The former Burren National School in Castlebar, Co Mayo, closed more than 20 years ago and, according to Educate Together, it "is simply unsuitable as a modern school building".

Educate Together said it was committed to opening a school in the area next month but that it was dealing with an "accommodation crisis" and wanted more suitable accommodation.

Since 2011, eight schools have opened in "divestment" areas and only one school - a Church of Ireland school - has actually transferred patronage.

Archbishop of Dublin, Dr Diarmuid Martin, has conceded that progress in relation to the divesting of Catholic schools has been too slow - but he also defended the right of Catholic schools to prioritise children who have been baptised.

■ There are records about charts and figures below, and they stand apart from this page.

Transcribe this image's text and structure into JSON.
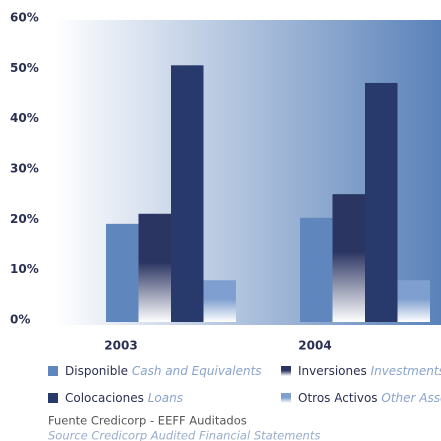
{
  "chart_data": {
    "type": "bar",
    "categories": [
      "2003",
      "2004"
    ],
    "series": [
      {
        "name": "Disponible",
        "name_en": "Cash and Equivalents",
        "color": "#5f86bd",
        "gradient": false,
        "values": [
          19.5,
          20.7
        ]
      },
      {
        "name": "Inversiones",
        "name_en": "Investments",
        "color": "#2b3562",
        "gradient": true,
        "values": [
          21.5,
          25.4
        ]
      },
      {
        "name": "Colocaciones",
        "name_en": "Loans",
        "color": "#283a6b",
        "gradient": false,
        "values": [
          51,
          47.5
        ]
      },
      {
        "name": "Otros Activos",
        "name_en": "Other Assets",
        "color": "#7e9fcf",
        "gradient": true,
        "values": [
          8.3,
          8.3
        ]
      }
    ],
    "ylim": [
      0,
      60
    ],
    "yticks": [
      {
        "value": 0,
        "label": "0%"
      },
      {
        "value": 10,
        "label": "10%"
      },
      {
        "value": 20,
        "label": "20%"
      },
      {
        "value": 30,
        "label": "30%"
      },
      {
        "value": 40,
        "label": "40%"
      },
      {
        "value": 50,
        "label": "50%"
      },
      {
        "value": 60,
        "label": "60%"
      }
    ],
    "source": "Fuente Credicorp - EEFF Auditados",
    "source_en": "Source Credicorp Audited Financial Statements"
  }
}
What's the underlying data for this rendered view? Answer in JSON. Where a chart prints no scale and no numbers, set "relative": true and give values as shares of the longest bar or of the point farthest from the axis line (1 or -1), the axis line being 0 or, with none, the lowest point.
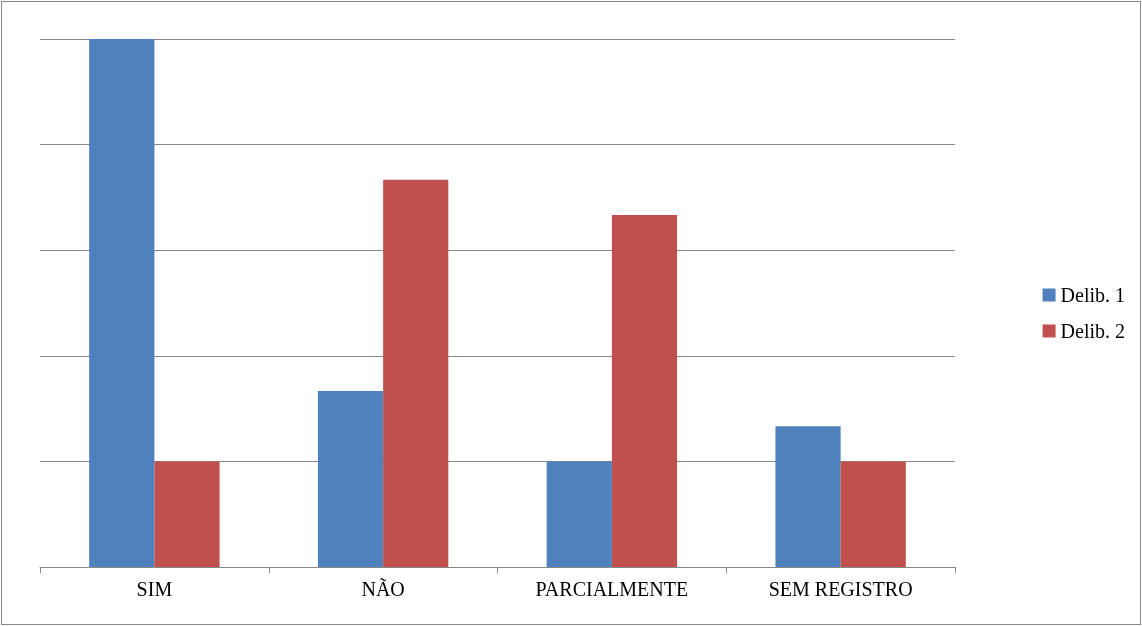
{
  "chart_data": {
    "type": "bar",
    "relative": true,
    "grid": "y",
    "legend": "right",
    "categories": [
      "SIM",
      "NÃO",
      "PARCIALMENTE",
      "SEM REGISTRO"
    ],
    "series": [
      {
        "name": "Delib. 1",
        "color": "#4f81bd",
        "values": [
          1,
          0.3333,
          0.2,
          0.2667
        ]
      },
      {
        "name": "Delib. 2",
        "color": "#c0504d",
        "values": [
          0.2,
          0.7333,
          0.6667,
          0.2
        ]
      }
    ]
  }
}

But in a response, Education Minister Jan O'Sullivan said parents should not feel "forced to baptise their children" in order to get into a particular school.

She said she was particularly uncomfortable about that idea.

"I don't think anyone should feel forced to baptise their children, if it is not something that they want. And I don't think the churches want that either. In effect, some parents feel that that's the pressure they are under."

The minister said she didn't have the legal power to say to schools that "if you are not baptised or not part of that particular religion that they don't have to take you in.

"It is legislation that comes from the Department of Justice and Equality. There are no proposals to change it but I think it is an issue that needs to be debated and discussed in the next government, in view of how Ireland has changed.

"I think Ireland is changing so much now that certainly I would like to be part of discussions about how we can change that."

The minister said that ideally schools should be able to prioritise children who are from the locality.

Educate Together said State-funded schools should never be allowed to discriminate against children on religious grounds.